From their first café Ciao Bella opened in 1996, the Rousseau sisters have built a personal brand that is highly respected and beloved. Whatever they do, you know it will be executed to the highest standard, and you'll walk away dreaming of the subsequent encounter with them. Now the sisters, Michelle and Suzanne, operate Summerhouse in Harmony Hall. During the webinar, Michelle shared some of their core beliefs and the tools that made them not only successful but have had staying power for close to three decades. It was a master class in branding.

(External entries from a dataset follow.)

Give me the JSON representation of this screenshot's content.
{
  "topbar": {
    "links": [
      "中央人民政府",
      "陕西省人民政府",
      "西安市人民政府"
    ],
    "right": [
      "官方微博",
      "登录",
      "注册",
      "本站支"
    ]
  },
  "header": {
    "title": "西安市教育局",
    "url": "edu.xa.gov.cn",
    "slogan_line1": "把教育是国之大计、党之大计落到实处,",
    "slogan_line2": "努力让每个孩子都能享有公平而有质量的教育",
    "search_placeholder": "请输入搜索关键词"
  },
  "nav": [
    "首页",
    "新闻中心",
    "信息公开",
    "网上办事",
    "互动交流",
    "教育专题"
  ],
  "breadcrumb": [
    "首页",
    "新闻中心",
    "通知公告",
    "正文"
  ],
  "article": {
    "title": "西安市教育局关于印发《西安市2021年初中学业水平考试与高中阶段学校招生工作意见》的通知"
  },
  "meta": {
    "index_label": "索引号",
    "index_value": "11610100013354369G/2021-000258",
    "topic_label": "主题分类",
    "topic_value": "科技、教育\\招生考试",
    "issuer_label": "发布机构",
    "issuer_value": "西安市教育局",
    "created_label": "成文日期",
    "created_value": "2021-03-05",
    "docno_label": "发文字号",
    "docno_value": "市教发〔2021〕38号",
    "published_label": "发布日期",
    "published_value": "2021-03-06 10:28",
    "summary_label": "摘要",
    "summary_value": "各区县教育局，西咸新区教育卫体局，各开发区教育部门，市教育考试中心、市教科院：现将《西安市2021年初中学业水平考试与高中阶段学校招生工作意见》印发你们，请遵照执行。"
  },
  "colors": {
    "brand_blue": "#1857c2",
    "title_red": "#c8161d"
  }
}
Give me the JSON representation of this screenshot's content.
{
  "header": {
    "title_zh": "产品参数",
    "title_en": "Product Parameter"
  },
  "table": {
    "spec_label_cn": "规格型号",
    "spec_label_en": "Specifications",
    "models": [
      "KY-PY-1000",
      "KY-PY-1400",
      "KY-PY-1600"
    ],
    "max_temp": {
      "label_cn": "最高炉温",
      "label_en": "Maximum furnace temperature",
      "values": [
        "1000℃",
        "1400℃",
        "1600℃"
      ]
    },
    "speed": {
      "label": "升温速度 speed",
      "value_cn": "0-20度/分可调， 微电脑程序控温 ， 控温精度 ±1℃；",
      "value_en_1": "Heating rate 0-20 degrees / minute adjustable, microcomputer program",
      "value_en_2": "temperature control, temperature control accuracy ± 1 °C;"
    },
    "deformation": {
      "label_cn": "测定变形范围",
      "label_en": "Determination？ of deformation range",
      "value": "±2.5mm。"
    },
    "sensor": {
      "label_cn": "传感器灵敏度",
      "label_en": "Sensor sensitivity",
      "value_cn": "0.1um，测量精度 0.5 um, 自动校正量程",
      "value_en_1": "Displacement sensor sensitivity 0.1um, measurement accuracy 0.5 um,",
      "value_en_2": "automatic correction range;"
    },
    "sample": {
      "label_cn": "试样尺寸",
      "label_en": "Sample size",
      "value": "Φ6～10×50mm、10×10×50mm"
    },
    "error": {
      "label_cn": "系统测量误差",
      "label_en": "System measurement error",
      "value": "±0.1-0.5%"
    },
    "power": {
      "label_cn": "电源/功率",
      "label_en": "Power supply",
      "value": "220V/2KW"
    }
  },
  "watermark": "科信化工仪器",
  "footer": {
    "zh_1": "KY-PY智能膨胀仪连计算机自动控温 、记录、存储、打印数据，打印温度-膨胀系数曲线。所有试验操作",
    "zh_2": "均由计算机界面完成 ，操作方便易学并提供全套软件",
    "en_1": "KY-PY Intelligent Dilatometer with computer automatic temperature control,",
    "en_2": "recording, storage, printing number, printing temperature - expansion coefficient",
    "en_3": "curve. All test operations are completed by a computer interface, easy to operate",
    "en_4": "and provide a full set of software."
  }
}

Every point was worthy of jotting down. However, when Michelle mentioned storytelling, Thursday Food almost ran out of ink. The world's best brands have a strong narrative. At Summerhouse, every touchpoint — whether it's the ceramic plates, the font on the menu, or cocktail programme — has a story. You can see the Rousseau sisters' personalities in everything. Michelle, too, spoke about the importance of reinvention, evolving Jamaican cuisine, and the importance of product development.
Post-presentations, there was a Q&A session. Those watching the live stream had the opportunity to ask the panellists their thoughts, advice, and inspiration tips. Altogether, it was a great way to spend over two hours learning and seeing just how multi-faceted the tourism industry is.
In his opening greeting, Minister of Tourism Edmund Bartlett noted that the webinar was part of an enormous undertaking to “inform and refresh the minds” of the people involved in the industry. The pandemic has walloped us. But our Jamaican resolve won't allow the tourism industry to be decimated. According to the IMF, tourism-dependent economies “are not expected to recover to 2019 levels until 2023”. However, there's hope. Recently published data from a Canadian consumer panel revealed that “lockdowns have made people want to travel more”, with 78% of those surveyed ready to book an international getaway. According to the IMF, leisure, not business, travel will “lead the comeback in the tourism and travel sector”. And at the centre of leisure travel is food. So as we embrace our new reality and woo more conscious travellers, the island's restaurants must stand out from the crowd.